‘When emotions run too high, you have no choice but to sing them’ – Savannah Pederson on F*ckboys the Musical
What do you do when the guy you’ve been dating turns out to be a total fuckboy? Cry? Eat your body weight in ice cream? Take a deep breath and focus on living your best life? All of the above?
If you’re Savannah Pederson, the answer is write an award-winning musical that celebrates female friendships and not settling for less than you deserve. The American triple-threat has brought her latest work Fuckboys the Musical to Australia for Melbourne Fringe. A one-act musical, Fuckboys features four very different women telling it like it is, and providing some handy tips and cautionary tales to help you navigate the hazardous modern dating world. Savannah kindly took a moment out of setting up for Fringe and exploring a new city to chat to Til Knowles about the power of musicals and strong female friendships.
What’s your definition of a fuckboy?
To me, a fuckboy is just the WORST kind of person. A guy who is so self-absorbed that he doesn’t care who he hurts in the process of making himself feel good. Fuckboys only fool around for the short-term and refuse to settle down. I could go on, but in essence, they’re just terrible.
Fuckboys came about because of your own experience with heart break. What’s one piece of advice you’d give to someone currently going through it?
You hear the old cliche that “time heals all wounds” but honestly, it rings true — at least in my case. Writing the show was a big help for me to process the thoughts and emotions I was feeling after the breakup, and it served as a really great outlet for me to just scream and cry and try to articulate these really painful emotions I was experiencing. Believe me, there were points where I didn’t think I’d ever bounce back from this guy who broke my heart, but over time, things have started to hurt less and less.
What led you to write this show as a musical?
There have been so many shows to hit Broadway that really nail Contemporary Musical Theatre. Shows like Dear Evan Hansen, Waitress, and Next to Normal are all shows that inspired me with their honest, emotional storytelling through their music, and it was something I wanted to capture with this show. The whole point of writing a musical versus a play is that, when emotions run too high, you have no choice but to sing them, rather than say them. I think having this show as a musical really adds some poignancy to the story and to the characters, and allows the actors to really dig deep, which in turn allows the audience to connect with them on a deeper level.
What’s your favourite musical and why?
Probably my all-time favorite musical is Next to Normal, which features beautiful, complex contemporary music surrounding a small cast and a powerful storyline. Sometimes when I need a good cry, I’ll look up videos of the show on YouTube and just sob. (Which is often. Come get it, fellas.)
What’s your least favourite romcom and why?

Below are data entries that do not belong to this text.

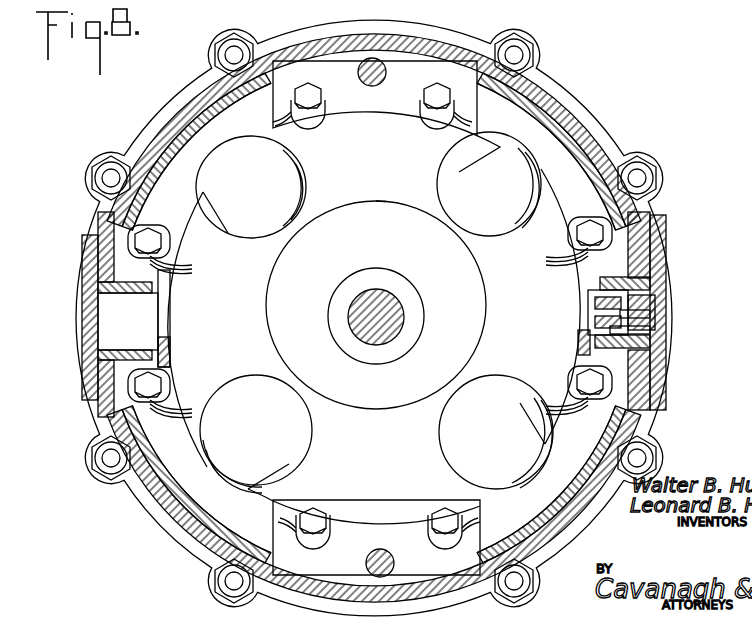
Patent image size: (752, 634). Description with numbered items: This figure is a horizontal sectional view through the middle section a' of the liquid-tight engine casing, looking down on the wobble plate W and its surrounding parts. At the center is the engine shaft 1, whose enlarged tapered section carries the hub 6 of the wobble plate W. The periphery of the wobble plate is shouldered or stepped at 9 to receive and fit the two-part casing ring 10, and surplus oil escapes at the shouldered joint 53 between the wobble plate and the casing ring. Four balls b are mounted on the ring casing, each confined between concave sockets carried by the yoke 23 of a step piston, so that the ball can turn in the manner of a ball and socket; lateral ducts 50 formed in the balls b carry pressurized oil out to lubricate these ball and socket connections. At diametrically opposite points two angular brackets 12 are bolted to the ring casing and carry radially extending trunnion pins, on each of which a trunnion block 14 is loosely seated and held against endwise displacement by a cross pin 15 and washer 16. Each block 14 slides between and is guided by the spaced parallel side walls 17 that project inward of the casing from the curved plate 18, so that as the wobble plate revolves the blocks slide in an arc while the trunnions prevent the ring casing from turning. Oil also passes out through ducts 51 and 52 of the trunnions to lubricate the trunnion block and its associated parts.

The engine shaft 1 is at (378, 335).
The hub 6 is at (400, 287).
The shouldered periphery 9 is at (376, 305).
The casing ring 10 is at (374, 335).
The angular bracket 12 is at (171, 322).
The trunnion block 14 is at (116, 340).
The cross pin 15 is at (656, 318).
The washer 16 is at (660, 337).
The side walls 17 is at (134, 286).
The curved plate 18 is at (84, 313).
The yoke 23 is at (167, 150).
The lateral ducts 50 is at (260, 185).
The trunnion duct 51 is at (590, 298).
The trunnion duct 52 is at (660, 305).
The shouldered joint 53 is at (364, 203).
The wobble plate w is at (430, 159).
The middle section a' is at (374, 318).
The ball b is at (235, 215).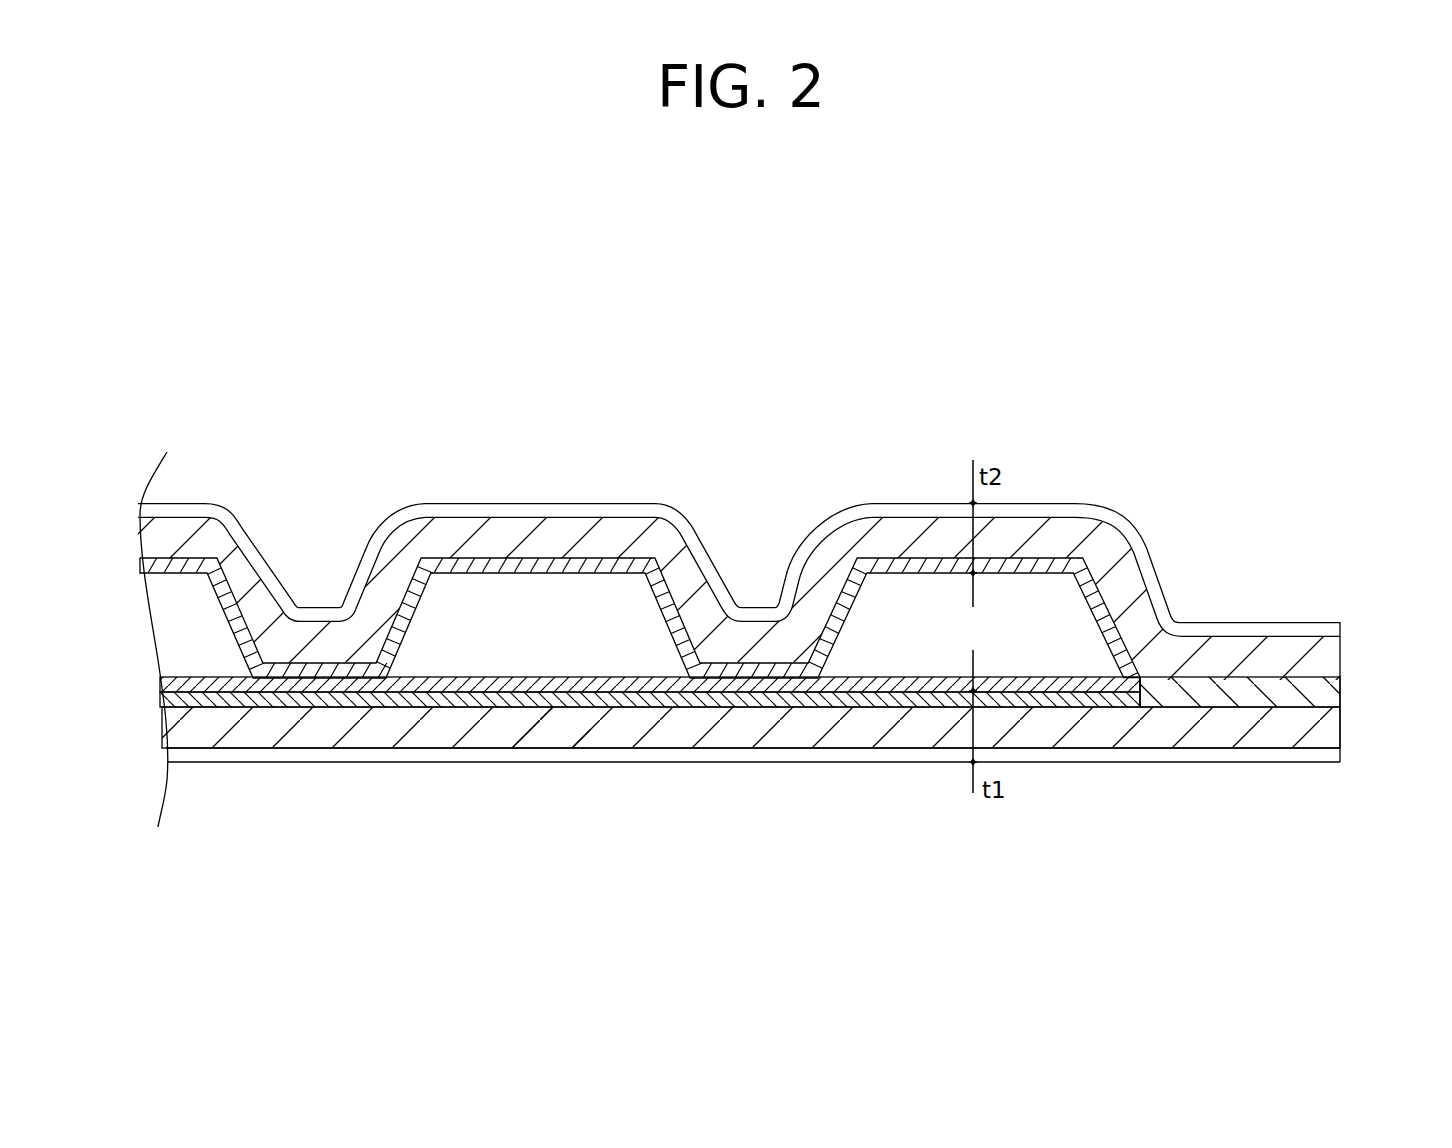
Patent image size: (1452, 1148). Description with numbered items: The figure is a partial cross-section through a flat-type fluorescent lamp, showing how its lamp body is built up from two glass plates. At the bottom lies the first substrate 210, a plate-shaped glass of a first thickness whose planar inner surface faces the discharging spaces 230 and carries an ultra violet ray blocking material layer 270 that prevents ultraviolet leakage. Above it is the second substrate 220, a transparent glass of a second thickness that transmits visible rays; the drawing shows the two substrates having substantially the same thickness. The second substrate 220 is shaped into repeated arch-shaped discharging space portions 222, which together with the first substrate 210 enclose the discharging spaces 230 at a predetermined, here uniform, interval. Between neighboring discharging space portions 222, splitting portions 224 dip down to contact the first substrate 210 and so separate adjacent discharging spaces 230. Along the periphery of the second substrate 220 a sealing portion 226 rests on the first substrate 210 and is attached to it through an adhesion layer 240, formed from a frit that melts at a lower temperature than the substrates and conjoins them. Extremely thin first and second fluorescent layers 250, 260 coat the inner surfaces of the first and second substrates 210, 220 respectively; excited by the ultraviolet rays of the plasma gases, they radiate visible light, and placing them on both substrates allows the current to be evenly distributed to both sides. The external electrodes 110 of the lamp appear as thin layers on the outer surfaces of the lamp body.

The external electrode 110 is at (1344, 626).
The first substrate 210 is at (1333, 728).
The second substrate 220 is at (1333, 655).
The discharging space portion 222 is at (897, 533).
The splitting portion 224 is at (758, 637).
The sealing portion 226 is at (1240, 653).
The discharging space 230 is at (517, 618).
The adhesion layer 240 is at (1333, 690).
The first fluorescent layer 250 is at (399, 688).
The second fluorescent layer 260 is at (602, 558).
The ultra violet ray blocking material layer 270 is at (543, 710).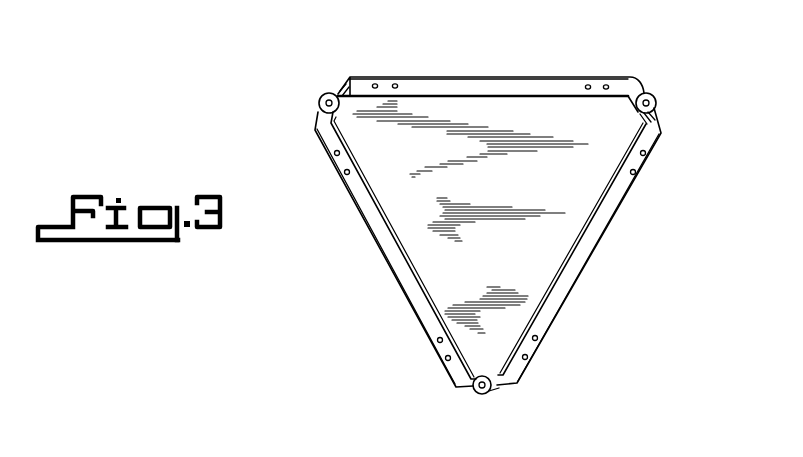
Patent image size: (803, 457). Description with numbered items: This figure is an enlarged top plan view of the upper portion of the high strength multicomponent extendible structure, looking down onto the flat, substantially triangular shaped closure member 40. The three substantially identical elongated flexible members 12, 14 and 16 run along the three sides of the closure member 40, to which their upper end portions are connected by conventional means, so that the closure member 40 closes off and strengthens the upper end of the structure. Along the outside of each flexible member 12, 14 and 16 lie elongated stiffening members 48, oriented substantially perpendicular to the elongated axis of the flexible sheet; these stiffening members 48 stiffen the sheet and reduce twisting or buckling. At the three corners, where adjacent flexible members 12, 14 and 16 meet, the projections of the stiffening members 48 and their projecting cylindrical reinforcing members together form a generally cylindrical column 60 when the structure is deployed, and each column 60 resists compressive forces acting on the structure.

The elongated flexible member 12 is at (557, 318).
The elongated flexible member 14 is at (413, 311).
The elongated flexible member 16 is at (520, 77).
The closure member 40 is at (537, 256).
The stiffening member 48 is at (443, 77).
The cylindrical column 60 is at (318, 105).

Honestly, I’m not a big fan of rom-coms! I often find the storyline is weak and cheesy and the dialogue is uninteresting. And they’re so predictable! I much prefer psychological thrillers or even sci-fi films.
The show also focuses on female friendship. How have your relationships with women shaped your life? (A broad question I know!)
It is a broad question, but I love this question! Growing up, I was really lucky to surrounded by badass women who weren’t afraid to speak their minds, show up, and get the job DONE. Between my dance teacher, vocal instructor, my grandmother, and my mom, these women really helped shape me to adopt this “take-no-prisoners” attitude when it comes to my work. I’m not afraid to take no for an answer and I will work as hard as I can to achieve my dreams and aspirations.
What’s one thing you hope the men in your audience take away from the show?
The show is NOT meant to bash men in any way, shape, or form. It is really to celebrate women friendships, and just women in general. The four main characters in the show are so fantastically different from each other, but obviously they are all close friends, which is something I really wanted to showcase. It’s totally okay to be yourself, no matter how weird or outlandish or crazy, because the right people will stick by you through thick and thin. I’m very lucky that I’ve been able to surround myself with really amazing friends who encourage me to just be myself, and I hope that audiences can walk away with that same surge of confidence.
After an amazing, critically acclaimed run in the US, what drew you to Melbourne Fringe?
Honestly, Melbourne Fringe was just a happy accident that ended up working out perfectly and really becoming the trip of a lifetime! We knew we wanted to tour the show nationally and eventually internationally, and when this opportunity fell into our laps, we knew there was very little that could stop us from taking advantage of it. I am so thrilled to be here and just really excited for the opportunity to show Melbourne what we’ve got!
What are you most excited about seeing/doing during your time in Melbourne (other than performing in Fuckboys of course!)
We’ve all been really fascinated with the city! There is so much art and culture here and we’ve honestly really enjoyed riding the trams around, seeing something interesting, and getting out there and walking around to see what cool things we find! We’ve had a blast so far, and we can’t wait to perform and see the other shows in Fringe this year!
Fuckboys the Musical is on at the Fringe Hub: Lithuanian Club until 23 September 2018 as part of the Melbourne Fringe. Tickets are available from the Melbourne Fringe website.